There is apparently no firm plan as to how the money would be delivered into an abductor's hands. "When they bring my daughter back safely," Ms. McDonald said, "then whatever it is that they ask for is going to be deposited into a safe account for them."

A little later, she added, "I know it sounds crazy. However they want to do it. If they want to drop Tori off, if they want to wait until they have the phone number, like whatever - they're the ones who are obviously holding the cards right now, not us, so I mean, whatever they ask for, the money is there, if that's what they want."

She said she has passed the two phone numbers given her by the benefactor to the police, whose spokeswoman, Constable Laurie-Anne Maitland, said only that "police have the information Tara's been given." While she said "everything is taken as possible evidence," Constable Maitland said the focus of the now-massive police investigation remains "in locating Tori."

Last night, the Oxford Community Police Service issued a press release announcing its own $50,000 reward for information leading to the arrest and conviction of the person or persons responsible fot the little girl's abduction. Constable Maitland said the reward was unrelated to any money allegedly offered by the mystery benefactor.
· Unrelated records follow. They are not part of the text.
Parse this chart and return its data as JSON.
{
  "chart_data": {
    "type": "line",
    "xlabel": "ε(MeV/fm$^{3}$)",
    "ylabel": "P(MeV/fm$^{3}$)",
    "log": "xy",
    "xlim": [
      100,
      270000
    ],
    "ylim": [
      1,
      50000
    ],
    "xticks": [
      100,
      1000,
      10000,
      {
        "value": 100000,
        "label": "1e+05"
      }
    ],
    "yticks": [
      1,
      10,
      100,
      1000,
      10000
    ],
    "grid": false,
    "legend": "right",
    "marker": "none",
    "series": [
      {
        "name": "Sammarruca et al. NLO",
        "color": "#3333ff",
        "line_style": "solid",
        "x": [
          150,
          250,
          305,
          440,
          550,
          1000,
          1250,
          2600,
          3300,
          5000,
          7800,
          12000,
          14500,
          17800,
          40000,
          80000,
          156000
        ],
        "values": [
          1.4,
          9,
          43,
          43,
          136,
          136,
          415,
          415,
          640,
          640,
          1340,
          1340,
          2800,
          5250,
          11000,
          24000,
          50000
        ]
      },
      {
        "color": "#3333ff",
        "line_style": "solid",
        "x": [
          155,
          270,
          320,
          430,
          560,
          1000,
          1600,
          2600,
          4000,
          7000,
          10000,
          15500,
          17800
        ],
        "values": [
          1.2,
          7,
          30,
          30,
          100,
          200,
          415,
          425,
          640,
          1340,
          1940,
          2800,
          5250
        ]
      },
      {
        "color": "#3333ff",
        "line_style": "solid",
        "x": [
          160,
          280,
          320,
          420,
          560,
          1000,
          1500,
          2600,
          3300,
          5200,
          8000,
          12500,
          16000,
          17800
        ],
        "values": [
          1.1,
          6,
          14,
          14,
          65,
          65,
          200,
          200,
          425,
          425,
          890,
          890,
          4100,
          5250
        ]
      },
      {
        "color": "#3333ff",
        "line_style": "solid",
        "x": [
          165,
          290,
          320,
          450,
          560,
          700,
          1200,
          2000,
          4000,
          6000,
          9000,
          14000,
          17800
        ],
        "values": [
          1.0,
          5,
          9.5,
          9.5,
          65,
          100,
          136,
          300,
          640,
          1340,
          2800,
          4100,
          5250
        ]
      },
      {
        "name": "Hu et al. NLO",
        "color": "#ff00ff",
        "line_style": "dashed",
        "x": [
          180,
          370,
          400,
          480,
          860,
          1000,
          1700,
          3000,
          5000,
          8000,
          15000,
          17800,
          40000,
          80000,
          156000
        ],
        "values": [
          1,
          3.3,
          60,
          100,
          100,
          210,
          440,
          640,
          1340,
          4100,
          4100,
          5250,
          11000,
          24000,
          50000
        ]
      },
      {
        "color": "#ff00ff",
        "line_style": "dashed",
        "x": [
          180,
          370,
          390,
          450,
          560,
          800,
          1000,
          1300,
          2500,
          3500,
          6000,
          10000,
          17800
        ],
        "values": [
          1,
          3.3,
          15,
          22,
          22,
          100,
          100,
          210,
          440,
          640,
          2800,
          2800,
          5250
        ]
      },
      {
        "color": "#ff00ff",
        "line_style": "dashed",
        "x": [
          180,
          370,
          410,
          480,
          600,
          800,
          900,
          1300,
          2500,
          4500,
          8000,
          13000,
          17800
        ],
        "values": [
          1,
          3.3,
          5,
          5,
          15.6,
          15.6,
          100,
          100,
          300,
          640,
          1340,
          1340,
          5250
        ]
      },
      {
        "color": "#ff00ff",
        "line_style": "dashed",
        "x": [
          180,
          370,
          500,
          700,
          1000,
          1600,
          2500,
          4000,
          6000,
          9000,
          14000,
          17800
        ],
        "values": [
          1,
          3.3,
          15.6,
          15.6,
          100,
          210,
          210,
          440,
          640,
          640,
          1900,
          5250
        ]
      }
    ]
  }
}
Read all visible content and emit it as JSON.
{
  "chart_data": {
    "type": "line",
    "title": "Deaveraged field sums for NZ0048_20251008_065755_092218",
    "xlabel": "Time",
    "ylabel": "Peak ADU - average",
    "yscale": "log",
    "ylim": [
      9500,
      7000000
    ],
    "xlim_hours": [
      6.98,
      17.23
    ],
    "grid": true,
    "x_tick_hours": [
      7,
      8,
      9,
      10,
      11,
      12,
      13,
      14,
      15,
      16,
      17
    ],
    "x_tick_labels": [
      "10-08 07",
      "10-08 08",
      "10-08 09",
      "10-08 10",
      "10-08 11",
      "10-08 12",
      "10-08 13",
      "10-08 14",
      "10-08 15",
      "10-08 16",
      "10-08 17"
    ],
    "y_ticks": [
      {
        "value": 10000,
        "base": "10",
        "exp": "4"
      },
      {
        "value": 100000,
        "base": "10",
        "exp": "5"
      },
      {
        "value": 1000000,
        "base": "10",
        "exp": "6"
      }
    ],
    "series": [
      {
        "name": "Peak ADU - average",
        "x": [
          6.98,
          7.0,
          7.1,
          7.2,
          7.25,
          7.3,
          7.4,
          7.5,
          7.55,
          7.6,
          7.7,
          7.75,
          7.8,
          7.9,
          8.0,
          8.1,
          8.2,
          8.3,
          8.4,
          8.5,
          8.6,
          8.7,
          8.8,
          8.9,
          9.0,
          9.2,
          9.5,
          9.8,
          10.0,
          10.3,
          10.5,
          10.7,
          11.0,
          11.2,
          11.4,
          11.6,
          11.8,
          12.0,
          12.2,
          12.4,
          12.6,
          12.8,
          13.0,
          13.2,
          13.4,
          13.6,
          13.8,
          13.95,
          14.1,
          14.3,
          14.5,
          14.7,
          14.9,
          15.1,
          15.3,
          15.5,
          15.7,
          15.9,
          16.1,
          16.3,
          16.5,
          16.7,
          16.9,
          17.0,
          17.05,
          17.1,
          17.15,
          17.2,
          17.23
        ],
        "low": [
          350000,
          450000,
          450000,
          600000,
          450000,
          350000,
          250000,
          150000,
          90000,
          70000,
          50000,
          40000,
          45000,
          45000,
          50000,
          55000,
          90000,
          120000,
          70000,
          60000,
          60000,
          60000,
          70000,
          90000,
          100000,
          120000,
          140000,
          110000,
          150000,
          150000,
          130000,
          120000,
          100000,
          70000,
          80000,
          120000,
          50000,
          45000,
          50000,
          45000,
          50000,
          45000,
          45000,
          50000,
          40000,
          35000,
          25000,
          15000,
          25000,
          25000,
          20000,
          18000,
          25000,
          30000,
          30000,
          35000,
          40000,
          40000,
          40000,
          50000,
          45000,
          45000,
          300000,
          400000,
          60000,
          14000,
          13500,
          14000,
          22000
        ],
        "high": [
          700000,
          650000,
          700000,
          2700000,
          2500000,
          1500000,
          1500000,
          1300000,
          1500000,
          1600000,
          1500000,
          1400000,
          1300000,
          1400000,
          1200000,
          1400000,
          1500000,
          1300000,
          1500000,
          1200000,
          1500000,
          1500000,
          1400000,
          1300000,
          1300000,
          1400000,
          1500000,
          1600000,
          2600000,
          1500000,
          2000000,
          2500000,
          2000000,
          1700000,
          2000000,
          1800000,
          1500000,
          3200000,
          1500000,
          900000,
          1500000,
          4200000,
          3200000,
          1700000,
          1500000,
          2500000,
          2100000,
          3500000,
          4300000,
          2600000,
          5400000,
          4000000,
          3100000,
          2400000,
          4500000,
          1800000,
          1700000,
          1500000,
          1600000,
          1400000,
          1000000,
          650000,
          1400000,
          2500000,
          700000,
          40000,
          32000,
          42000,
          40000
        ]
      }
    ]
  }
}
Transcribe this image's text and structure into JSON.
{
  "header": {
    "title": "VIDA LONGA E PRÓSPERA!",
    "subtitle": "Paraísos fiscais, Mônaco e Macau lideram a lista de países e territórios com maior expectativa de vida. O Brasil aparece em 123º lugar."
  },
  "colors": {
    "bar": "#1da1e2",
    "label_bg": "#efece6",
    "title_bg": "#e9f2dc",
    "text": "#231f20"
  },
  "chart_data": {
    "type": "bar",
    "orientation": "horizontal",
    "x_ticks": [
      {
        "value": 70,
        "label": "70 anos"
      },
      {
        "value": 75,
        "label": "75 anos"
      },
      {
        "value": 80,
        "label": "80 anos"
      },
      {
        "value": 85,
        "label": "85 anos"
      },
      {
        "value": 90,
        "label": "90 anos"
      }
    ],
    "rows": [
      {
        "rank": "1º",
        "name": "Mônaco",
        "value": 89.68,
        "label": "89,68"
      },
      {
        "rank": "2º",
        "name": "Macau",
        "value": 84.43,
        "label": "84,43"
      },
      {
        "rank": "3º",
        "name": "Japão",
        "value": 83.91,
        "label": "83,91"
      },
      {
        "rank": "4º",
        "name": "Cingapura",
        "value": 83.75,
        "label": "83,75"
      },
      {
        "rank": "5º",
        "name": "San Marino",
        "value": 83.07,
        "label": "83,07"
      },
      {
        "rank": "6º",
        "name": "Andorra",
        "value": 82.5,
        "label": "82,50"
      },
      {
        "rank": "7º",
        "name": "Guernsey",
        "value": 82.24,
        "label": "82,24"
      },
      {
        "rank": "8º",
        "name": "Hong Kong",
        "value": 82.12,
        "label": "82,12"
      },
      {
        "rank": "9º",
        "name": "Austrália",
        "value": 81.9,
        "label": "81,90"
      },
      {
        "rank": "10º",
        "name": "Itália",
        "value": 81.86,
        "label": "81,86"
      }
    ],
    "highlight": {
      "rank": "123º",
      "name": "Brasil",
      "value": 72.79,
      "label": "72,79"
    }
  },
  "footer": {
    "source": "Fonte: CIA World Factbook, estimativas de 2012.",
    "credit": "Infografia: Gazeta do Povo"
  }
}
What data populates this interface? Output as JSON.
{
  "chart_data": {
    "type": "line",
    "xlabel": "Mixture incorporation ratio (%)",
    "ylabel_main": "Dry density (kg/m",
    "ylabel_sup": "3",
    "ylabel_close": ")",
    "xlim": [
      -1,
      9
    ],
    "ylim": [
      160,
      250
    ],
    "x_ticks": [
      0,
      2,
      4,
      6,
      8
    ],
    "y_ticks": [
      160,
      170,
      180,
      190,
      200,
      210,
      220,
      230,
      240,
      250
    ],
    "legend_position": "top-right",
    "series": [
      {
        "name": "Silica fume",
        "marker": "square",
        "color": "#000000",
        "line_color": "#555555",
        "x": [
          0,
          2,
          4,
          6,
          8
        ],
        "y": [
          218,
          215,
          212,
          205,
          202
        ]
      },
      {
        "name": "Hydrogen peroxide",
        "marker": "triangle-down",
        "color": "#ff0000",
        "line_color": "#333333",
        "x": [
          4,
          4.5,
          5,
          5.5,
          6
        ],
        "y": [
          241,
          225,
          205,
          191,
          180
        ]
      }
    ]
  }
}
Ms. McDonald told Ms. Mulligan in an interview aired last evening that she has revised her belief that a stranger took her daughter, and now agrees with friends who "feel somebody who we know has taken Tori and they have no idea, they were just being mildly vindictive, and it went so far out of control so fast they have no idea what to do now."

"Mildly vindictive," after a child has been gone for 21 days, seems a curiously mild way of framing things.